筆者も同じルートをたどり、その当時の女性の気持ちを味わいました。長い旅路を経て、ようやっと目視できる場所までくると、何か感慨深いものがこみ上げてきました。
女人堂のすぐ近くの燈籠。ここから先は女人禁制でした

唯一残る不動坂口女人堂

弁天岳へ続く鳥居

登山道からちらりと見える高野山の中枢、「根本大塔」
■空海は生きている…1200年続く「生身供」とは?
今だ奥の院で祈りを捧げていると伝えられる空海。
毎日朝6時と10時半に、空海へ食べ物をささげに行く「生身供(しょうじんぐ)」という儀式が行われます。
この儀式は空海の入定(にゅうじょう)から現在まで1200年もの間脈々と続けられているという凄い儀式なのです。
空海は高野山の東、「奥の院」の御廟という場所にいるとされ、手前には「御廟橋」があり、そこから先は脱帽・撮影禁止となっています。承和元年(834)に空海自ら入定場所を定めて、翌年3月に入定が近くなると弟子に自らの体を運ばせます。そして3月21日午前4時に御廟に入り、「永遠の瞑想」へ入ったと伝えらています。
ちなみに入定という言葉は主に空海にのみ使用されているようで、悟りを開いた状態と同義です。
「生身供」の手順は、御供所(ごくしょ)という場所で食事が調理され、維那(ゆいな)という役職の高僧が御供所のすぐ傍にある嘗試地蔵(あじみじぞう)の前に捧げて味見をしてもらいます。2人の僧がその膳を白木の箱に納め、維那が先頭に立ち御廟へと運んでいきます。
維那は燈籠堂の奥の御廟へ食事をお供えした後、読経して再び御供所へと戻ってきます。
ちなみに燈籠堂は治安3年(1023年)、藤原道長によって現在の姿に整えられたといわれ、堂内には祈親上人や白河上皇が奉納した燈が「消えずの火」として燃え続けています。

嘗試地蔵


御廟橋
■宝来飾紙(ほうらいかざりがみ)
高野山に訪れると、寺務所や本殿や参拝所などいたるところに白い切り紙が掛けられているのが目につきます。
これは俗に「宝来」と呼ばれるもので、高野山独自の風習。

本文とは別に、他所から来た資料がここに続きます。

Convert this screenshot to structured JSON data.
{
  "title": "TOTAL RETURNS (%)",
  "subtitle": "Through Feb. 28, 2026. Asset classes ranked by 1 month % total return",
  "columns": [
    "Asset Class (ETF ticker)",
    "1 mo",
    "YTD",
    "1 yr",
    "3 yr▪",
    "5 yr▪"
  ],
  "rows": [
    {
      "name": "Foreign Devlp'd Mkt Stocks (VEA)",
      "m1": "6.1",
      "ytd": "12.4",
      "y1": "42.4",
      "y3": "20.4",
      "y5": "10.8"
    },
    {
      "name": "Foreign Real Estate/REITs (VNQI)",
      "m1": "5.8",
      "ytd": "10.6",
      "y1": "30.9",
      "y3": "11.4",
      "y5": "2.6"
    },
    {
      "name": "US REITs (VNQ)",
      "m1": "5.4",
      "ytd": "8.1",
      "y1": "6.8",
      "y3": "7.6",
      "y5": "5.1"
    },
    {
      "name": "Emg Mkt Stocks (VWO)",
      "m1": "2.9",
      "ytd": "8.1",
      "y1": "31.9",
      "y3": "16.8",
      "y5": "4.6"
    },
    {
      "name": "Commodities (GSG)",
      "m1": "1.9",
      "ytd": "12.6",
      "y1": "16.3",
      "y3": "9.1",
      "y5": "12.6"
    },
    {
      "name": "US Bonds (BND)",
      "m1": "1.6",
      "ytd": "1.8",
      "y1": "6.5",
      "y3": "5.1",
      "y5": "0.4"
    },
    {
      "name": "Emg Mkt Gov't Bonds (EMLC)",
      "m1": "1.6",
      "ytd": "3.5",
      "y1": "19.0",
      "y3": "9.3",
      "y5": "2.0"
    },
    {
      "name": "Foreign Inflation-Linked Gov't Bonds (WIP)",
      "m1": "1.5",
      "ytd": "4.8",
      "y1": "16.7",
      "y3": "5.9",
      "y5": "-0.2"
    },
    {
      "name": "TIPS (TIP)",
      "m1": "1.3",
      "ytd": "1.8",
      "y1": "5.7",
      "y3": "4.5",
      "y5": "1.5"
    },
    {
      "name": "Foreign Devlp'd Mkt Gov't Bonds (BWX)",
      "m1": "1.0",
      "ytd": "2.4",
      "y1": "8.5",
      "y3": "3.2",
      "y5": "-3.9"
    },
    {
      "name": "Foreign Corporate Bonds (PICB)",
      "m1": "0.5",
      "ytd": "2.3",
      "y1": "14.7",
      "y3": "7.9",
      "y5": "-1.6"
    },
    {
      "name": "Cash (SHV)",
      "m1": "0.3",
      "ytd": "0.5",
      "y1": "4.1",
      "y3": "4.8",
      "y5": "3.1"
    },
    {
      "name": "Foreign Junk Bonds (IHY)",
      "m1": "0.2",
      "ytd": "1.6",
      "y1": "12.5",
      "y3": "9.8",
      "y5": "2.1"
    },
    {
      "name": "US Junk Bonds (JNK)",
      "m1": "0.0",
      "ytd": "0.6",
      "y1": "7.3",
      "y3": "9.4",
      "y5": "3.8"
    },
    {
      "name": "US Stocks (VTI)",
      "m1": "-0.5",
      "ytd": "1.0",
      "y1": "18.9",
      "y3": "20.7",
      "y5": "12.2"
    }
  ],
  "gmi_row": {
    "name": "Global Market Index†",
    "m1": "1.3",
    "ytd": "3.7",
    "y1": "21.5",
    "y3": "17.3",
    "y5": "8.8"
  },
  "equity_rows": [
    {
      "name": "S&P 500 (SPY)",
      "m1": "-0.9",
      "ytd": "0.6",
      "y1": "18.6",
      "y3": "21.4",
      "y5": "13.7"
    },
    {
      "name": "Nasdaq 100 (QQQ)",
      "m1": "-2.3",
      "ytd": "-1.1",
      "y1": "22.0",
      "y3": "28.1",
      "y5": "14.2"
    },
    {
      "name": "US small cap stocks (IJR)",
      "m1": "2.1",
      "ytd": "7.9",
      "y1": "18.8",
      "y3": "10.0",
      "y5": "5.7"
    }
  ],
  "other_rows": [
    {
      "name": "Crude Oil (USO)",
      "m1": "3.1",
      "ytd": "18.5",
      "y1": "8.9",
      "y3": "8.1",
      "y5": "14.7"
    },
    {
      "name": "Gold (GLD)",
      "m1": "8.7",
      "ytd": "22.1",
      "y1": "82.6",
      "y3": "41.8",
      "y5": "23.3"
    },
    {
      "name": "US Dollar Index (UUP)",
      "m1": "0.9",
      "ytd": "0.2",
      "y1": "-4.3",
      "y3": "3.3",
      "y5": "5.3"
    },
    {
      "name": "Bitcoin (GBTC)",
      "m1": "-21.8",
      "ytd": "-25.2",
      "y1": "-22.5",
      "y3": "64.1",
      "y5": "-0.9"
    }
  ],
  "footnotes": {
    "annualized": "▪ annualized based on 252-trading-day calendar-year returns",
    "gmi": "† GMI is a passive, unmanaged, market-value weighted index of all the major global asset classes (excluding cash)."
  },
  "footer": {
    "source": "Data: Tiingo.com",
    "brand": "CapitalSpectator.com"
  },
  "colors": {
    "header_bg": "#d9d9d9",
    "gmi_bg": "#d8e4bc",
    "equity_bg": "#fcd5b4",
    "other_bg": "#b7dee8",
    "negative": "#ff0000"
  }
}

高野山では標高が高く稲作ができず、注連縄を作る藁を入手するのが困難だったため、空海が中国にいたころを思い出し代わりに作られたといいます。
切り紙は三種類で「寿、宝珠、干支」が一般的ですが、寿の代わりに宝船を用意するなど、お堂により種類が異なることもあるようです。
関西地方や奈良でもみかけますが、高野山を詣でた参詣者が持ち帰って貼っているもので、風習としては高野山が発祥とされています。
貼る場所は神棚や床の間や玄関などで、基本的には一年中掛けておき、正月に掛け替えます。

こ年の干支「牛」の宝来
他にもたくさんご紹介したいものはありますが、空海伝説はまた別の機会にしたいと思います。